Depuis le début de la saison, Aston Martin a connu des hauts et des bas. Après un excellent début d’année marqué par plusieurs podiums, l’équipe a progressivement perdu du terrain face à Red Bull, Mercedes et McLaren. Cependant, les ingénieurs britanniques semblent avoir retrouvé une partie du rythme qui leur manquait. Les récentes mises à jour techniques sur la monoplace AMR24 ont apporté de la stabilité dans les virages rapides et une meilleure adhérence mécanique sur les circuits bosselés comme celui d’Interlagos. Fernando Alonso, connu pour sa précision dans les retours techniques, a d’ailleurs noté une amélioration sensible du comportement de la voiture.
« Nous sommes beaucoup plus compétitifs qu’au Mexique ou au Japon », aurait-il confié dans le paddock après la séance. « La voiture est plus stable, plus prévisible, et cela me permet d’attaquer davantage. Nous avons encore du travail à faire, mais je pense que nous pouvons viser un bon résultat demain. » L’Espagnol, fort de plus de 20 ans d’expérience en Formule 1, sait que la gestion des pneus et la stratégie joueront un rôle crucial dimanche. Le circuit brésilien, avec sa succession de virages techniques et ses longues lignes droites, exige un compromis parfait entre appui aérodynamique et vitesse de pointe.

Son coéquipier Lance Stroll, lui aussi en difficulté, n’a pas réussi à faire mieux que la 14e place, confirmant qu’Aston Martin se situe dans le milieu de grille, mais avec un potentiel de progression si la course tourne à leur avantage.À 43 ans, Fernando Alonso demeure l’un des pilotes les plus complets du plateau. Sa capacité à lire une course, à anticiper les scénarios et à tirer le maximum de sa voiture fait encore la différence. Même depuis la 11e position, il croit fermement à ses chances de marquer des points, voire de créer la surprise si la stratégie fonctionne.
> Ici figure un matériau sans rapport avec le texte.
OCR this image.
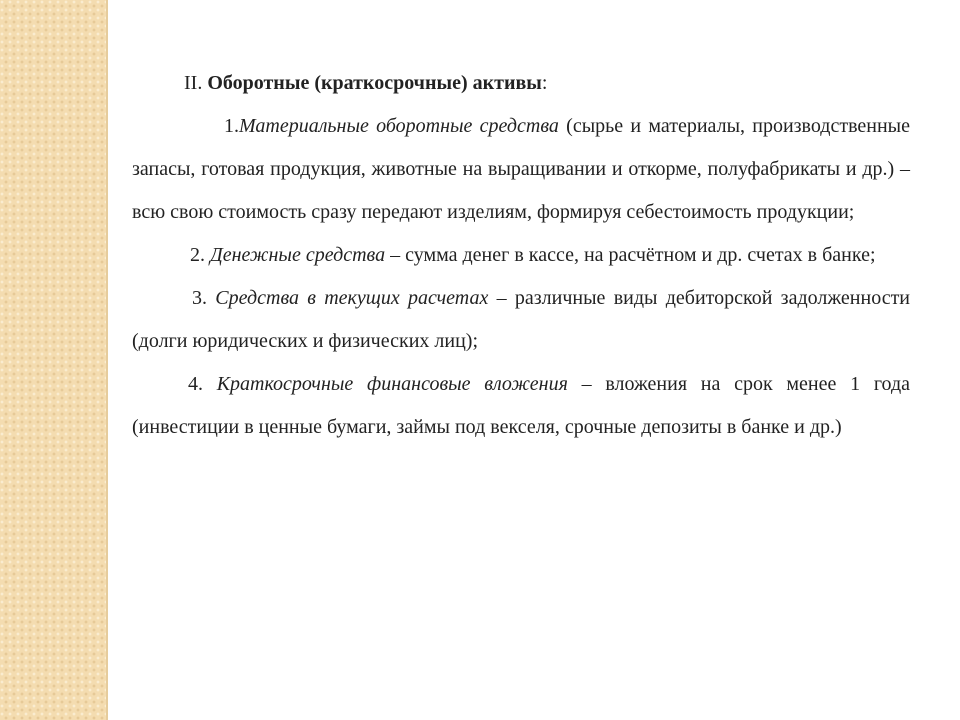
II. Оборотные (краткосрочные) активы:

1.Материальные оборотные средства (сырье и материалы, производственные запасы, готовая продукция, животные на выращивании и откорме, полуфабрикаты и др.) – всю свою стоимость сразу передают изделиям, формируя себестоимость продукции;

2. Денежные средства – сумма денег в кассе, на расчётном и др. счетах в банке;

3. Средства в текущих расчетах – различные виды дебиторской задолженности (долги юридических и физических лиц);

4. Краткосрочные финансовые вложения – вложения на срок менее 1 года (инвестиции в ценные бумаги, займы под векселя, срочные депозиты в банке и др.)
Interlagos est un circuit qui a souvent souri à Alonso. Le double champion du monde y a connu des moments historiques : son premier titre mondial en 2005, la défense héroïque de 2006 face à Schumacher, et plusieurs batailles mémorables sous la pluie. Cette expérience, combinée à son instinct de compétiteur, pourrait bien lui permettre de remonter dans le classement. « Le départ sera fondamental. Ici, tout peut se jouer dans les trois premiers virages. Il faut rester calme, éviter les accrochages et exploiter les opportunités », a confié le pilote espagnol. Les prévisions météorologiques annoncent d’ailleurs un risque de pluie, ce qui pourrait bouleverser les stratégies et offrir un terrain de jeu idéal pour un pilote aussi expérimenté qu’Alonso.
Après plus de deux décennies en Formule 1, Fernando Alonso continue d’afficher une motivation sans faille. Sa 11e place en qualifications ne l’a pas abattu, bien au contraire : il voit cette position comme un défi à relever, fidèle à sa réputation de combattant. L’Espagnol a d’ailleurs tenu à rappeler que la Formule 1 n’a jamais été aussi compétitive : « Il y a dix ans, on pouvait se glisser dans le top 5 avec un bon tour. Aujourd’hui, il faut être parfait à chaque instant. Le moindre dixième de seconde te fait perdre plusieurs places. C’est ce qui rend ce sport fascinant. »
Son attitude inspire respect et admiration dans le paddock. À 43 ans, il rivalise encore avec des pilotes de la nouvelle génération comme Lando Norris, Charles Leclerc ou George Russell, prouvant qu’il conserve le même niveau de détermination que lors de ses années chez Renault ou Ferrari.Pour la course, son objectif est clair : marquer des points et démontrer qu’Aston Martin reste une équipe capable de se battre avec les meilleurs. Si les conditions s’avèrent favorables, il ne serait pas surprenant de voir Alonso terminer dans le top 8, voire mieux, grâce à sa stratégie millimétrée et à son sens du combat.